Systematic growing is all about information. How things are done might appear obvious when they are being done but as time passes the exact things that were done might be forgotten. For example if might be clear to you that at this moment you are doing three irrigation cycles per day of a certain volume per plant, but this might change in the future – perhaps you changed your irrigation at one point to adjust to higher temperatures – and the fact that irrigation was different is now lost in time. This happens all the time with all sorts of growing practices and it’s especially exacerbated when there are rotations in personnel. A grower who learned anecdotally to do or avoid certain things might leave a company without that company ever knowing that those things were actually integral to the growing process. For this reason systematic growing is all about preserving and using all sorts of information. These are some of the actual steps you can take to make this a reality.
A specific person should be in charge of this. Keeping a proper record of all information and ensuring there is coherence in the on-going recording processes and the processes that are done – as you will read below – is a full-time job. A company that truly wants to be systematic in cultivation requires a single person to dedicate all their time to this. Trying to put this in charge of the people who grow or the people who do administration is a mistake, since this is not a set of side-tasks, it is basically an entire full-time job.
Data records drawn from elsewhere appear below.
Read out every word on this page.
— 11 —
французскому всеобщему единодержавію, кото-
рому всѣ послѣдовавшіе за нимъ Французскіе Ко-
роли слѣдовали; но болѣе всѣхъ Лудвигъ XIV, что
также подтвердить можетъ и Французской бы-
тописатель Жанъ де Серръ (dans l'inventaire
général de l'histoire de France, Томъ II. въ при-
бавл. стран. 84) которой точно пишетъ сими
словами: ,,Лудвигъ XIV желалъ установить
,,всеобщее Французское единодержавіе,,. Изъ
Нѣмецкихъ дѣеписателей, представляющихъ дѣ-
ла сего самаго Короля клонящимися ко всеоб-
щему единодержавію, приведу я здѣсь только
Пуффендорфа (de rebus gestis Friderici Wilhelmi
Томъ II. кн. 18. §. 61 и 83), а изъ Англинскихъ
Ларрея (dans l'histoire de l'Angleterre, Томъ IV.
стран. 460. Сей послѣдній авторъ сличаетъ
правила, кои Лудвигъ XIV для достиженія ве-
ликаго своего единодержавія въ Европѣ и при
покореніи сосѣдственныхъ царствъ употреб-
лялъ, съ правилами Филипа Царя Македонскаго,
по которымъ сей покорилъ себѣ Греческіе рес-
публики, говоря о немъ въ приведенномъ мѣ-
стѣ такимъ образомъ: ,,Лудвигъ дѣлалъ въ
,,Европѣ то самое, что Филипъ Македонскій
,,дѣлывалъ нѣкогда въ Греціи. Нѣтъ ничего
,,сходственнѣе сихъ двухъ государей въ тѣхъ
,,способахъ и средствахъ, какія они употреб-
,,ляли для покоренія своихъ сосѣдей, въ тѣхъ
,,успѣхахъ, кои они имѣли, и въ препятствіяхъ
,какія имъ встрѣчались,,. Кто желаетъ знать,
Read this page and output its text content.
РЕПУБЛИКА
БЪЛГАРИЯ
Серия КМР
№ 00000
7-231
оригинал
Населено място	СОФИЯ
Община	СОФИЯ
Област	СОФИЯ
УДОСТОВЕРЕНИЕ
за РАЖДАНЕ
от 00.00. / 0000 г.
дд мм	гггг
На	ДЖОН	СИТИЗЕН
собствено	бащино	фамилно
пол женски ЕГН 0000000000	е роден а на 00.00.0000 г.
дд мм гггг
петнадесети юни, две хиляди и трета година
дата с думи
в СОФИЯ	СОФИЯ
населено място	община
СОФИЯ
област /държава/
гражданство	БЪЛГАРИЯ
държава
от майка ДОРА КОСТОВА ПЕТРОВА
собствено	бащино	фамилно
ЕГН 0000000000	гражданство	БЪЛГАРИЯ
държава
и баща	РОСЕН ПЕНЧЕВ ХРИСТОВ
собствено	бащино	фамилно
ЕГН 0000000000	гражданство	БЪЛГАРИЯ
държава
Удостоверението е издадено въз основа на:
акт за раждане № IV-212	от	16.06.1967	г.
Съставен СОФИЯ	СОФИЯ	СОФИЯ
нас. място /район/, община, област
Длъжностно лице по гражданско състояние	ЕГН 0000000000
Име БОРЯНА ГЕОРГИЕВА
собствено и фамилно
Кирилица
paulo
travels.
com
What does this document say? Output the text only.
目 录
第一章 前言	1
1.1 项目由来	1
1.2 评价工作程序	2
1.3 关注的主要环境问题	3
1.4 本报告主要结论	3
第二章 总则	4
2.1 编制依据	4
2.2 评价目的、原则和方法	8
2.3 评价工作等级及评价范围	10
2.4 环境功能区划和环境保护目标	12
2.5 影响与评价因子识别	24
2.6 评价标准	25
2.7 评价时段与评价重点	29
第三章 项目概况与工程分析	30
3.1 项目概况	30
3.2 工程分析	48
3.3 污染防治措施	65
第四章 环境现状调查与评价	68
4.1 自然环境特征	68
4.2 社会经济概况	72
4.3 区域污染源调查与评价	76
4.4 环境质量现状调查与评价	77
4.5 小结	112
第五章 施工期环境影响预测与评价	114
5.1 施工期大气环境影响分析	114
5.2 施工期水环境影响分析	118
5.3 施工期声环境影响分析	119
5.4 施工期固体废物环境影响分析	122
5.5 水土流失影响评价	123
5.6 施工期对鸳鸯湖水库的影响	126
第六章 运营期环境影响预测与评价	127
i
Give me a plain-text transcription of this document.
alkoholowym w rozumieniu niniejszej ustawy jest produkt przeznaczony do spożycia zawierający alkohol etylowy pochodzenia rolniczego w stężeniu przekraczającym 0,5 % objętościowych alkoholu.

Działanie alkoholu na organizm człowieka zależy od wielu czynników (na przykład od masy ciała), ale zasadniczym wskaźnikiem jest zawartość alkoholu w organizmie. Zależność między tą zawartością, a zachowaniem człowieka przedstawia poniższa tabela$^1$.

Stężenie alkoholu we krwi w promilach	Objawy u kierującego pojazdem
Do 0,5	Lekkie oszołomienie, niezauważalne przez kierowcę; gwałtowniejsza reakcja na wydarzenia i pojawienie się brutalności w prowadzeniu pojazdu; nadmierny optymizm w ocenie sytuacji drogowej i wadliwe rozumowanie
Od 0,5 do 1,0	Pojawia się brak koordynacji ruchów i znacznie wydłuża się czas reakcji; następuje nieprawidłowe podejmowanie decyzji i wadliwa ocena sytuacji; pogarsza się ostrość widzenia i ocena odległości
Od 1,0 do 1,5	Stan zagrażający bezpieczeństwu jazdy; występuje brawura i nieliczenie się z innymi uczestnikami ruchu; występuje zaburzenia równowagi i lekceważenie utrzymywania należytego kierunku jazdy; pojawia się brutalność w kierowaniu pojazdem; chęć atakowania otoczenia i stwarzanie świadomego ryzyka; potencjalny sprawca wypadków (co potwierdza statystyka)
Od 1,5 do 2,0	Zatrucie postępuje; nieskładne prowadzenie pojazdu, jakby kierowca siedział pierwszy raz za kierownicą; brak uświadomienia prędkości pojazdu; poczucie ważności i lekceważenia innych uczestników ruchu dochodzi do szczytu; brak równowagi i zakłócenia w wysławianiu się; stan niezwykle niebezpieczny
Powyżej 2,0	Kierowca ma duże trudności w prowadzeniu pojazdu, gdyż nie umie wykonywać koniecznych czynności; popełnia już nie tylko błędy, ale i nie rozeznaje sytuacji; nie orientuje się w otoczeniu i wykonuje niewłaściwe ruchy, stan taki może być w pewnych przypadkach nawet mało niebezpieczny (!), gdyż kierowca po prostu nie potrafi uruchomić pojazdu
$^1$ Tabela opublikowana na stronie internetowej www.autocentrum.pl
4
Standard operating procedures should be a must. A standard operating procedure is a document that contains the steps you need to follow to perform a certain task in a crop. For example, the task of performing irrigation should be documented in a way that is always clear, up to date and that could be followed by someone who is completely new to the organization. The easiest place to start is usually to record a video of the person doing what they are doing, having them explain what is being done. At the very least this establishes a recorded process of what was done at a point in time and serves as a starting base to create a document. However keeping these things up-to-date and accessible is something that should be a top-priority.
Log as much sensor information as possible. Sensor readings are precious data that tells you a lot about the crop environment and what might be going right or wrong at each single point in time. Performing manual sensor readings and recordings is not a sustainable practice – as records can easily be lost and measurements can change depending on the person making them – so automated systems for the recording of all important sensor readings should be in place. A central database system that records all of this information is going to be key to the later access and easy use of this information.
Create expectations and see if they are met. When the two points above are put together you suddenly have a way to create expectations from procedures and then evaluate – using your sensor data – whether things that were supposed to happen actually did happen. I have seen several cases in crops when an important piece of equipment – a humidifier on a timer for example – fails to perform and there is really no awareness about anything being wrong up until there were real consequences and plant losses due to the problem. Procedures establish expectations that mean certain things should happen in the real world and having the sensors to monitor whether those things are happening or not is extremely important. These readings can also be monitored in real-time when things are working normally and the expectation can be programmed so that users are alerted when something that should be happening is actually not happening.
Log all information about crop cycles and plants. Growers will often fail to log information that relates to crop cycles and plants in a way that is systematic. It is important to log which varieties of plants are grown, where they were exactly and what the results for each one of these different plant varieties were at the end of the crop cycle. People who do this generally have an ability to distinguish varieties that work better in their growing setup, which can be a huge boost for selection and productivity.
Schedule and log lab tests every crop cycle. Lab tests for leaf tissue and media are not only important when things are going bad but they are very important when things are going right because they create an important baseline to measure against. A company that never performs tissue analysis will have a harder time figuring out why things are not working as expected if they don’t have some expectation of how things should work out when everything is working as normal. Testing leaves and media every crop cycle – even at different stages – offers growers the ability to establish a baseline, catch problems early and fix problems more quickly if they appear.
Have an environment for testing changes. A big and common mistake is to try to enact changes in a crop without previously testing the effect in a more controlled environment. Big changes carry big risks so it is important to test these changes in small testing setups before trying to bring them to a large growing operation. When testing changes it is also important to control the amount of variance that will be introduced into the crop since introducing a large amount of changes at once can lead to an inability to say what the problem was if anything at all goes wrong.
A company that complies with all the above will be on its way to fast improvements and fewer problems. A business with a single person dedicated to ensuring all the operating procedures exist and are up to date, all sensor and plant data is recorded properly, all tissue tests are logged and scheduled and all sensor readings are acting within expectations according to the procedures will have a huge advantage over a company that does not handle itself systematically.